April 25, 2012 2:54 PM | Posted by : | Reply
Bear Grylls is a "badass" only to people who spend all their time in concrete jungles and cement&steel canyons. To folks who actually spend significant time in the bush, Grylls is an annoying ponce who couldn't do much of anything without his 21st C technological safeties. There's so little reality in Grylls' schtick that it reminds me of MTV's "The Real Life" -- completely contrived, but presented as real.
And the name "Bear" is just the killing shot of the whole gambit. At least they didn't nickname him Aardvark or Earthworm, I guess.
April 25, 2012 2:58 PM | Posted by : | Reply
PS:
For pasty white adolescent males who lack a positive model of masculinity, maybe they could check out a movie that I saw someone else mention in a different thread here. It's Lee Tamahori's "The Edge" and the character worth observing is the one played by Anthony Hopkins, in contrast to the one played by the always-annoying egomaniac Alec Baldwin.

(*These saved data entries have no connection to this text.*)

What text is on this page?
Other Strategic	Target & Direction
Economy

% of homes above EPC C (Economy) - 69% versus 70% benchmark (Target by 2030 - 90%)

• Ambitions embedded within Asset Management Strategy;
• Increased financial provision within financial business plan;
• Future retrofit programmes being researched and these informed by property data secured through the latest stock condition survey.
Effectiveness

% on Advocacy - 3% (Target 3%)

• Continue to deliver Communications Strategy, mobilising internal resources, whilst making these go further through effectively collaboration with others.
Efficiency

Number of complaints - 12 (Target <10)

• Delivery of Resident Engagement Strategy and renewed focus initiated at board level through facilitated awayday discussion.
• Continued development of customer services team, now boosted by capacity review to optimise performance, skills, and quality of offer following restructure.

Or they could always assume that Black = primitive masculinity = badass = great role model. I guess.
April 3, 2013 4:58 AM | Posted by : | Reply
"I'm against autotune, I'm street and authentic;"
"I'm for autotune, I'm artistic and fun."
why oh why didn't you write "fun and artistic". You would have had a catchy pop lyric discussing pop discourse.
June 18, 2013 7:37 PM | Posted by : | Reply
he's in Rao's btw - an Italian restaurant in Harlem frequented by both black and Italian gangsters. Quite authentic for him to be playing poker there.